Li Wei señala la frente de su padre. ¡No está todo bien! Si no hubiera intervenido a último momento, esto habría sido mucho peor. No puedes seguir trabajando en las minas.

Bao sigue desafiante. ¡Sí puedo y lo haré! Veo lo suficiente para hacer mi trabajo. Eso es lo único que importa.

No se trata solo de tu trabajo. Parece que Li Wei se está esforzando por conservar la calma, pero el pánico se hace visible en sus ojos. Ni siquiera se trata solo de tu vida. Se trata de las vidas de los demás. Al quedarte, los estás poniendo en peligro. Deja tu orgullo y retírate.

El orgullo es lo único que me queda, dice Bao. Es lo único que tenemos. Están quitándonos todo lo demás. Ya te enteraste de lo de la comida. Al disminuir las raciones, aquí me necesitan más que nunca. Y aquí estaré, cumpliendo con mi deber. No me quedaré sentado en el centro del pueblo con los otros mendigos. No te corresponde decirle a tu padre lo que debe hacer, muchacho.
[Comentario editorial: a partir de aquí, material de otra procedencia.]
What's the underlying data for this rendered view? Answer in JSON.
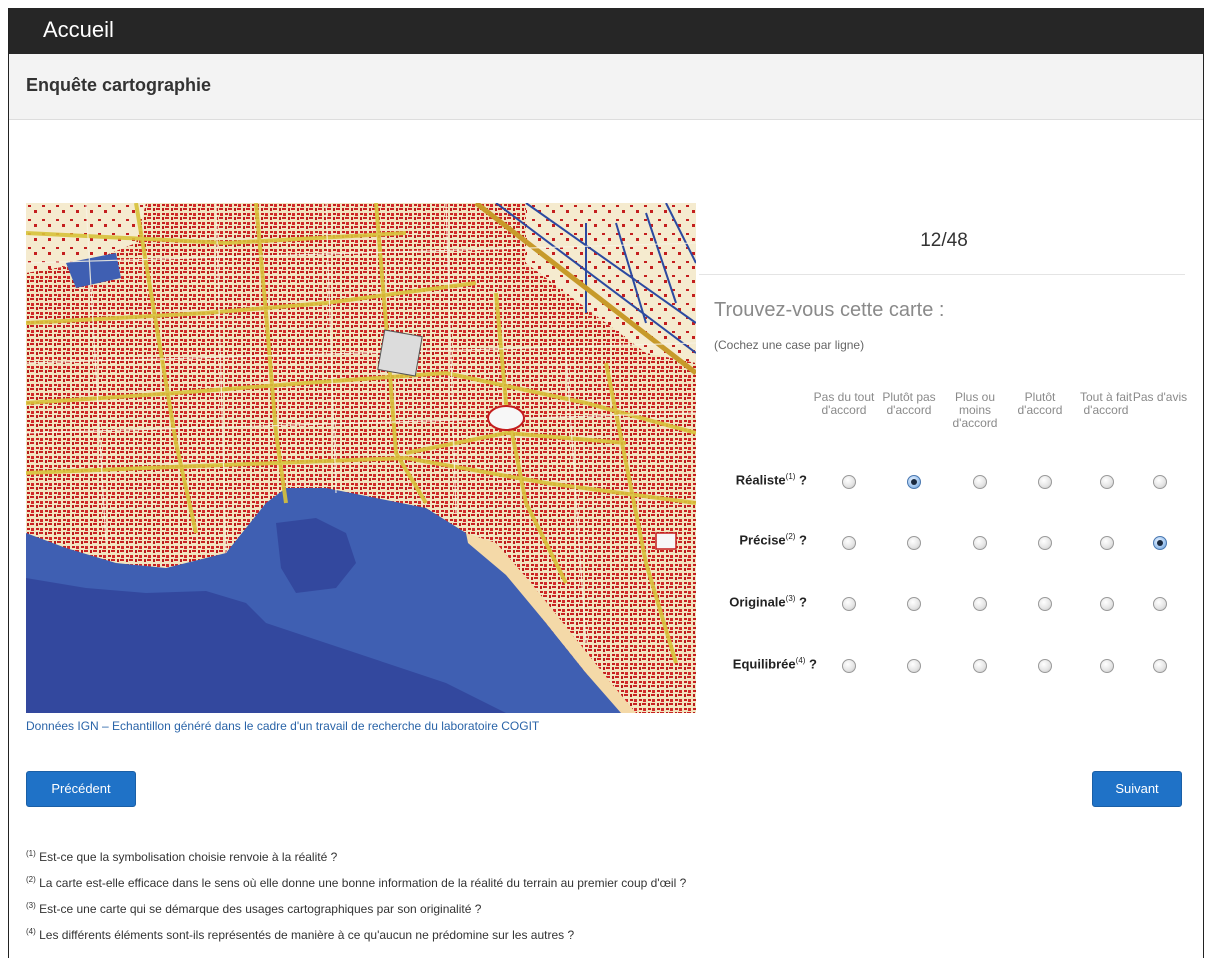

Li Wei se inclina con reticencia, pero es obvio que lo hace por respeto, no porque esté de acuerdo. Luego de eso, Bao da media vuelta y regresa a la mina, mientras su hijo se queda observándolo.

Contengo el aliento. La conversación que tuvieron podría haber sido un espejo de la que yo tuve antes con Zhang Jing. Bao es otro aldeano que se está quedando ciego.